However there is already a cloud on the horizon: constraints. Here are two situations I've already encountered:

- In SSP without recourse, the graph structure for a particular realization might not be fully connected. I want to ensure the underlying CSMC doesn't select an infeasible edge.
- In the Ad Selection Problem, the main challenge was ensuring that the same ad was not picked repeatedly.

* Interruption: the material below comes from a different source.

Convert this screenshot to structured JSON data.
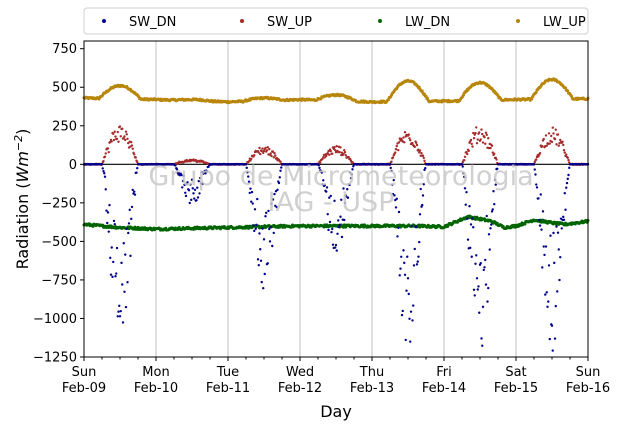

I've been wondering what the right formulation of constrained CSMC would be, and have thought of two scenarios. The first ``average formulation'' would be appropriate for when the set of feasible choices is related to the problem instances in a stationary fashion. In this case, there is a distribution $D = D_x \times D_{\omega|x} \times D_{c|\omega,x}$, where $c: K \to \mathbf{R}$ takes values in the extended reals $\mathbf{R} = \mathbb{R} \cup \{ \infty \}$, and the components of $c$ which are $\infty$-valued for a particular instance are revealed as part of the problem instance via $\omega \in \mathcal{P} (K)$ (i.e., $\omega$ is a subset of $K$). The regret of a particular classifier $h: X \times \mathcal{P} (K) \to K$ is given by \[ r_{av} (h) = E_{(x, \omega) \sim D_x \times D_{\omega|x}} \left[ E_{c \sim D_{c|\omega,x}} \left[ c (h (x, \omega)) - \min_{k \in K}\; E_{c \sim D_{c|\omega,x}} \left[ c (k) \right] \right] \right]. \] The second ``minimax formulation'' would be appropriate for when the set of feasible choices will vary in an ad-hoc fashion which is unpredictable from past data. In this case, there is a distribution $D = D_x \times D_{\tilde c|x}$, where $\tilde c: K \to \mathbb{R}$ takes values in the regular reals $\mathbb{R}$. Then, an adversary comes in and manufactures a cost vector $c: K \to \mathbf{R}$ in the extended reals $\mathbf{R}$ by setting some of the components to $\infty$; these choices are revealed via $\omega$ prior to a decision being elicited. In this case the regret of a particular classifier is given by \[ r_{mm} (h) = E_{x \sim D_x} \left[ E_{\tilde c \sim D_{\tilde c|x}} \left[ \max_{\omega \in \mathcal{P} (K)}\; \left\{ c (h (x, \omega)) - \min_{k \in K}\; E_{c \sim D_{\tilde c|x}} \left[ c (k) \right] \right\} \right] \right]. \] Intuitively it feels like SSP without recourse would better fit the average formulation better, and ad serving would better fit the minimax formulation.

Now for some speculation. I suspect that the relative efficiency of the filter tree reduction of CSMC to binary is because it does not handle constraints well. In other words, reduction to regression is prepared to handle arbitrary constraints by limiting the scope of the argmax, but one pays for this additional flexibility with a worse regret bound. If there is a rule of thumb in machine learning, it's ``always solve the easiest version of your problem'', and there are lots of CSMC problems which are unconstrained (i.e., all decisions are allowed on all instances), so this additional flexibility is not warranted.

So the next step is to look at the various reductions of CSMC to regression or binary classification and analyze how well they perform on ``constrained CSMC''.